There are still countless large news sites whose Flash-based video players won’t run under Linux, and even CitiBank’s credit card site has a flash ad that plays incorrectly under Linux.

The real pain that I happened to see today was a company who uses coupons.com to allow customers to print out retail coupons. My first surprise was that to print the coupons, you have to download Windows or Mac software. I’m not quite sure how many people will do this, but it’s probably how viruses spread so quickly (people who will download anything that claims to get them half a dollar off of a roll of toilet paper, or whatever the coupons are for). So, that’s not cool - most coupons I’ve gotten were just HTML emails or PDFs. If their thinking is to control the distribution (they make some comment about a “paper-based printer, not a fax or PDF creator”), they’ve obviously forgotten about photocopy machines and scanners, let alone capturing the spool file on Mac.

More striking, however, was the shock of opening their help page. My primary monitor is a 24” widescreen, and I generally keep a browser window occupying half the screen width and a terminal next to it. Once I opened their “help” site, it promptly resized my browser window to a tiny 640x480!

This problem, unfortunately, isn’t as rare as it should be. There are still sites that force browser size, disable right clicks (I hadn’t seen that since about 2004 until a few weeks ago… obviously someone who’s never used `wget`) or have a page that doesn’t fully work in FireFox on any platform. Even worse, my personal pet peeve (as at the time of writing this I have about 50+ tabs open in Firefox, and it’s only using a small sliver of my 2GB RAM) is sites that don’t play well with tabbed browsing - either using only JavaScript for all navigation links, or opening all links (site-wide) in the same tab/window. I don’t know how many web sites have lost my business because of this.

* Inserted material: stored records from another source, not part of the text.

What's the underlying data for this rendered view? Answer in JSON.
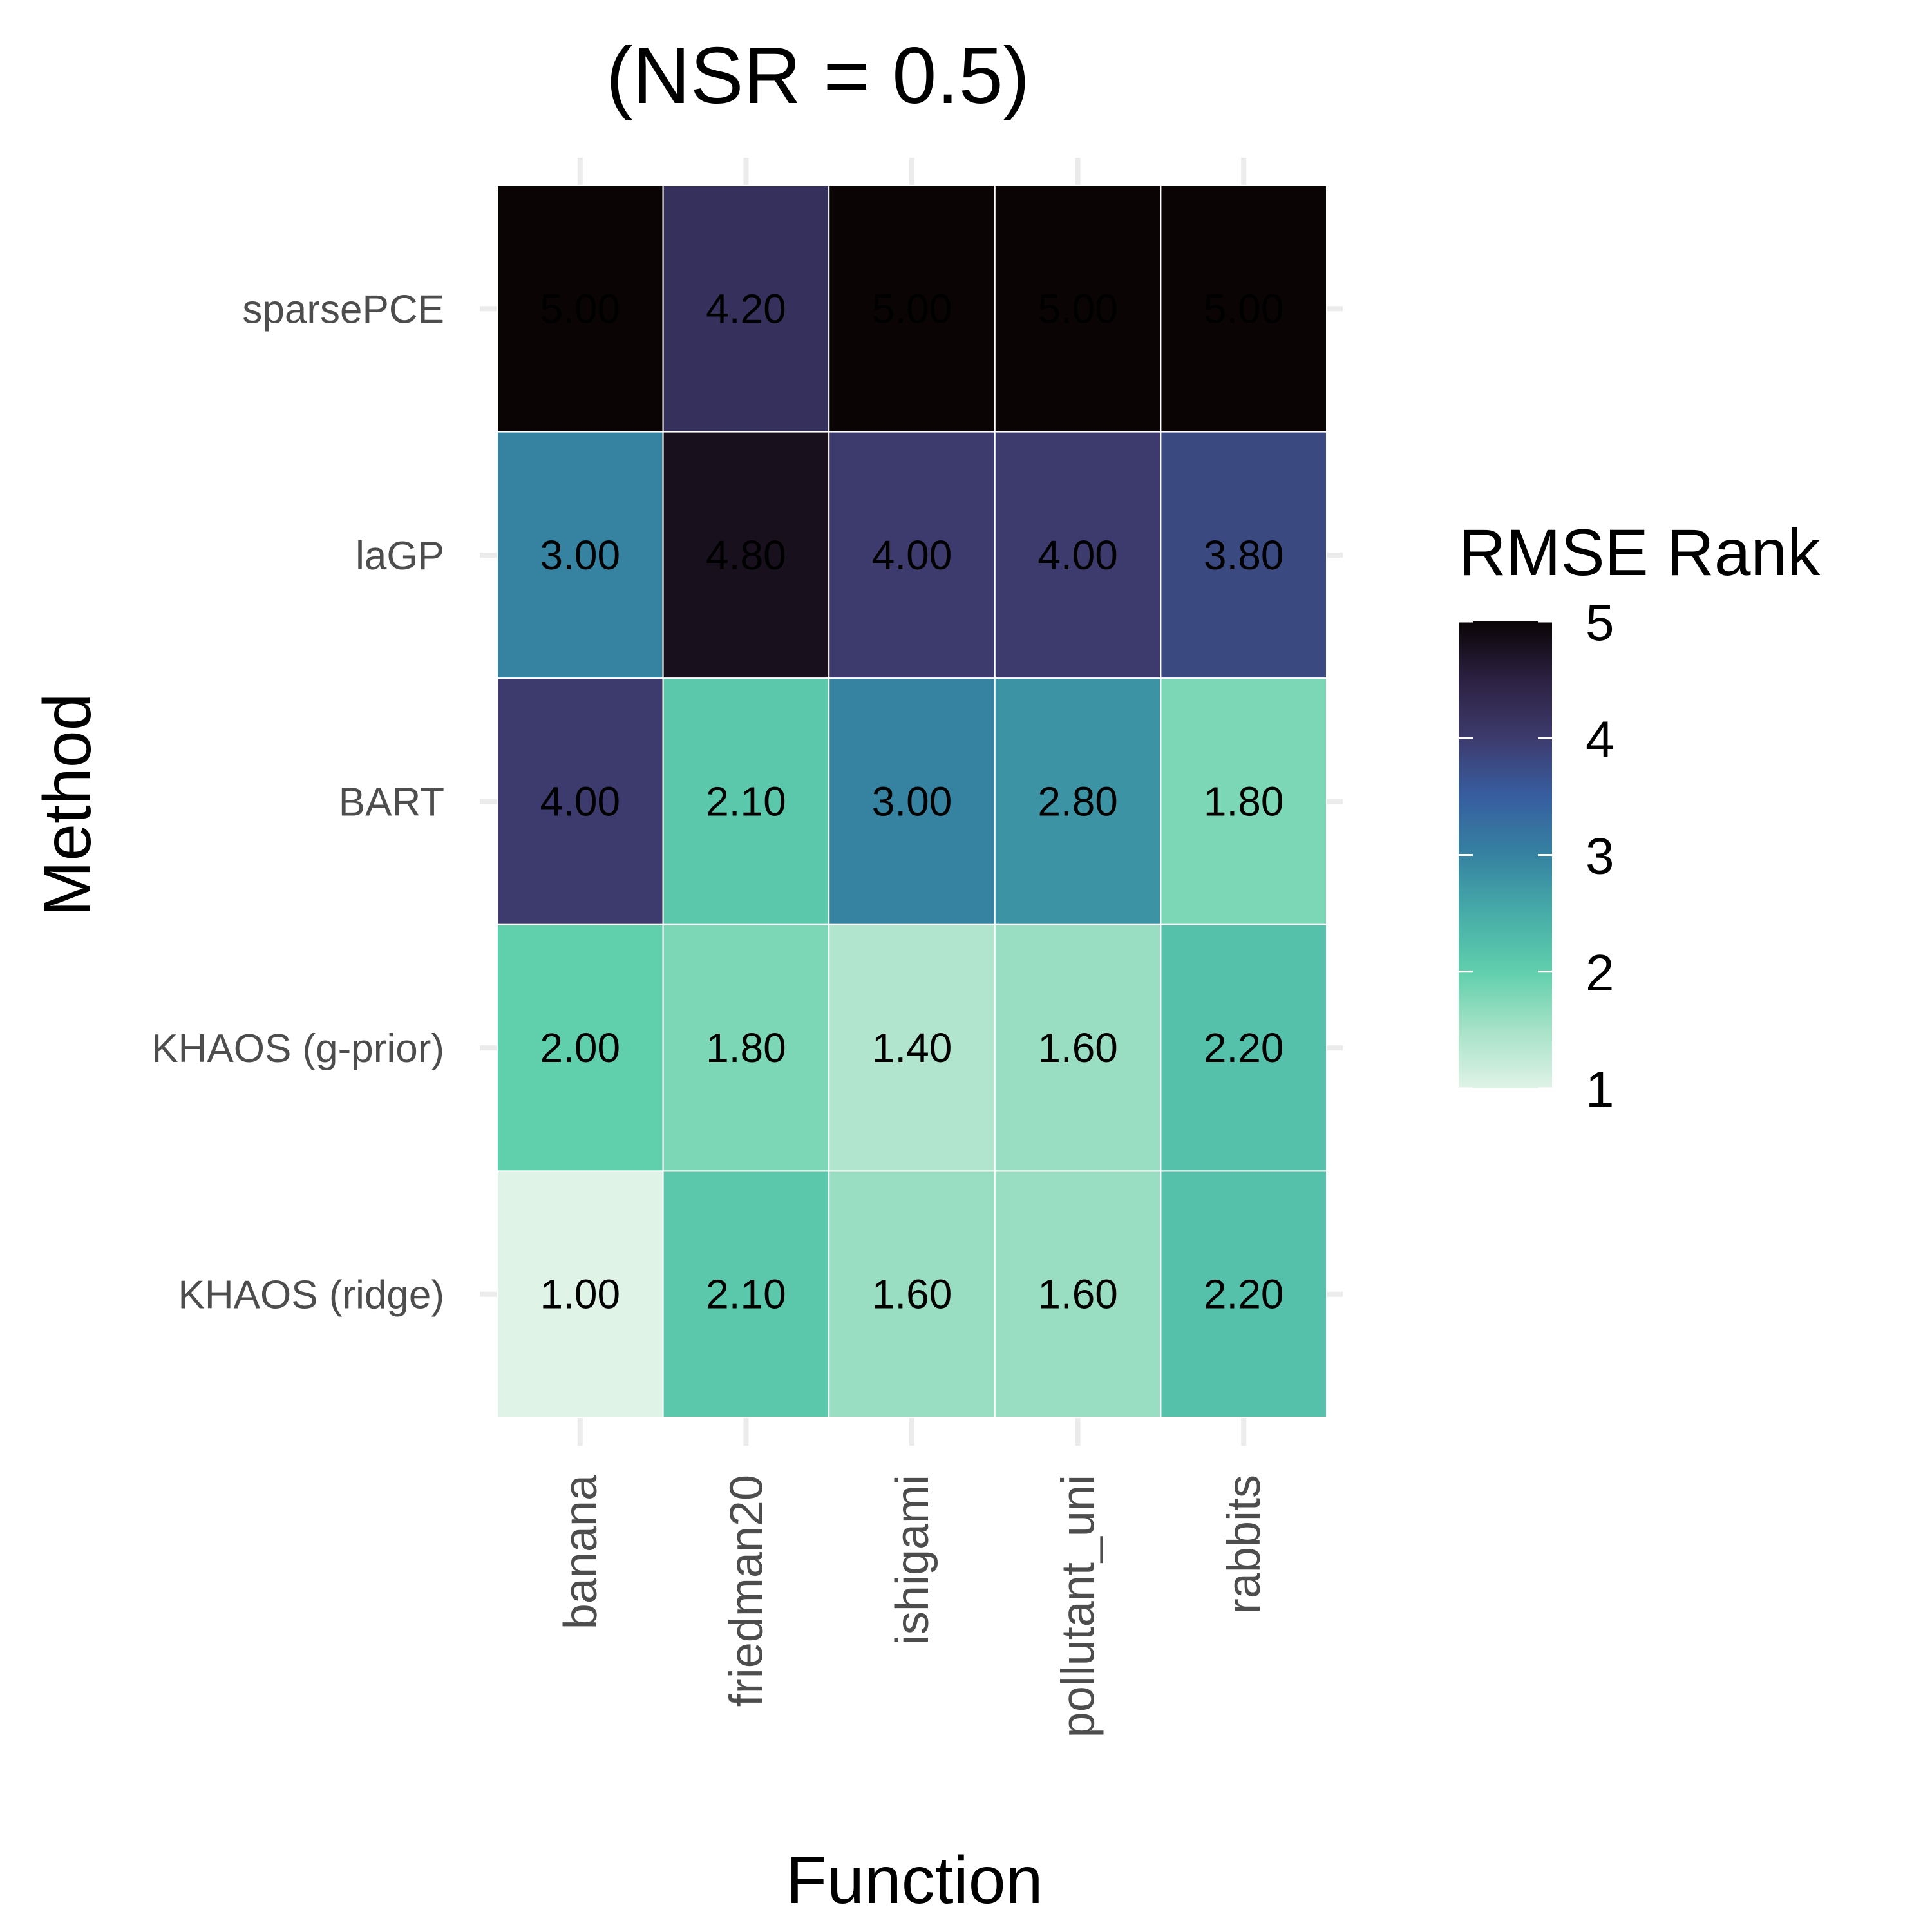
{
  "chart_data": {
    "type": "heatmap",
    "title": "(NSR = 0.5)",
    "xlabel": "Function",
    "ylabel": "Method",
    "x_categories": [
      "banana",
      "friedman20",
      "ishigami",
      "pollutant_uni",
      "rabbits"
    ],
    "y_categories": [
      "sparsePCE",
      "laGP",
      "BART",
      "KHAOS (g-prior)",
      "KHAOS (ridge)"
    ],
    "values": [
      [
        5.0,
        4.2,
        5.0,
        5.0,
        5.0
      ],
      [
        3.0,
        4.8,
        4.0,
        4.0,
        3.8
      ],
      [
        4.0,
        2.1,
        3.0,
        2.8,
        1.8
      ],
      [
        2.0,
        1.8,
        1.4,
        1.6,
        2.2
      ],
      [
        1.0,
        2.1,
        1.6,
        1.6,
        2.2
      ]
    ],
    "cell_labels": [
      [
        "5.00",
        "4.20",
        "5.00",
        "5.00",
        "5.00"
      ],
      [
        "3.00",
        "4.80",
        "4.00",
        "4.00",
        "3.80"
      ],
      [
        "4.00",
        "2.10",
        "3.00",
        "2.80",
        "1.80"
      ],
      [
        "2.00",
        "1.80",
        "1.40",
        "1.60",
        "2.20"
      ],
      [
        "1.00",
        "2.10",
        "1.60",
        "1.60",
        "2.20"
      ]
    ],
    "legend": {
      "title": "RMSE Rank",
      "range": [
        1,
        5
      ],
      "ticks": [
        1,
        2,
        3,
        4,
        5
      ],
      "tick_labels": [
        "1",
        "2",
        "3",
        "4",
        "5"
      ],
      "placement": "right"
    },
    "colors": {
      "palette": [
        "#dff3e6",
        "#a7e2c7",
        "#60cfac",
        "#47aca8",
        "#3582a1",
        "#375ea0",
        "#3d3b6d",
        "#2c2142",
        "#0a0405"
      ],
      "cell_border": "#ffffff"
    },
    "grid": true
  }
}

Or the one I know of that starts a new shopping cart for every tab opened (so if I open each product I want to buy in a new tab, when I add them all to the cart, it ends up with only one).

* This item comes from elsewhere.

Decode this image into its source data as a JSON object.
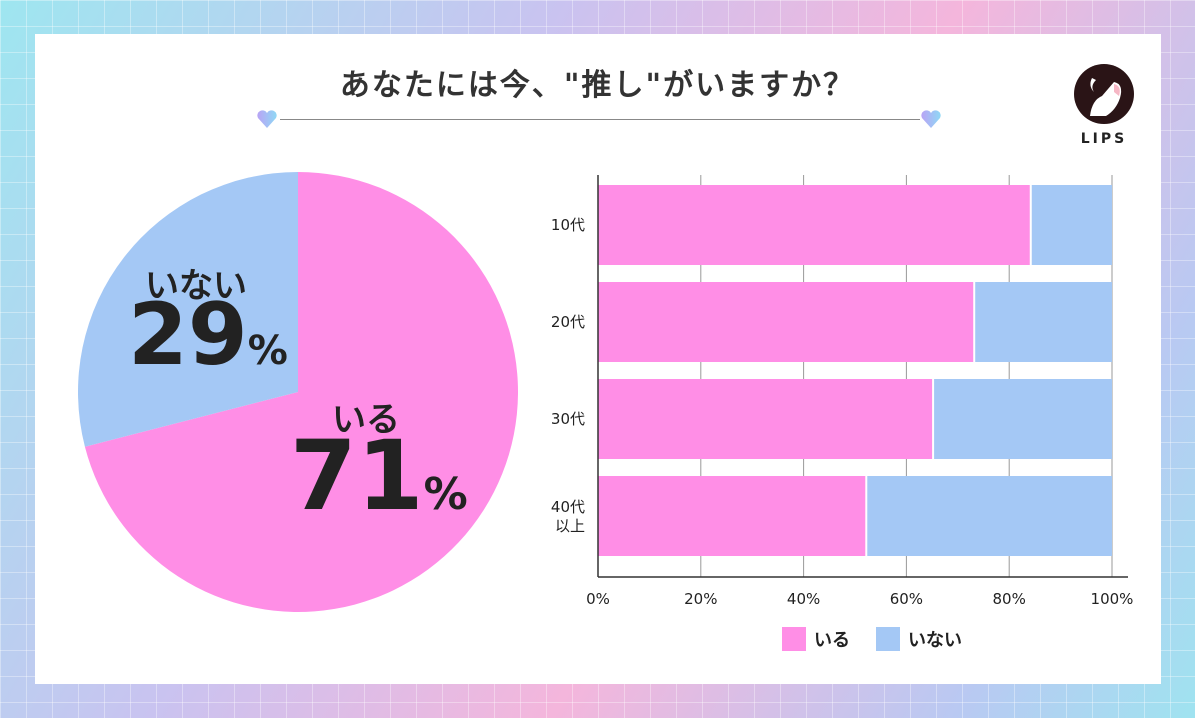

I don’t know how there can be anyone out there who’s still not using valid XHTML with all of the accessibility features for anything new, especially a commercial site. But even more so, how can there still be people designing web sites who disregard the golden rule of web design: Don’t mess with someone’s browser. Leave things like where to open the link and how big to make the browser to the user. If they’re not technically literate, changing what “usually happens” will just confuse them. If they’re well-versed in how to use a web browser, like me, they’ll just get aggravated by having someone else change their workflow (I doubt the guys who designed those sites would like it if I told them they had to design the whole thing in Emacs). If they’re somewhere in the middle (just found Ctrl+click in Firefox), you’ll confuse them. And God forbid they’re blind and using a page reader… good luck with JavaScript or Flash navigation.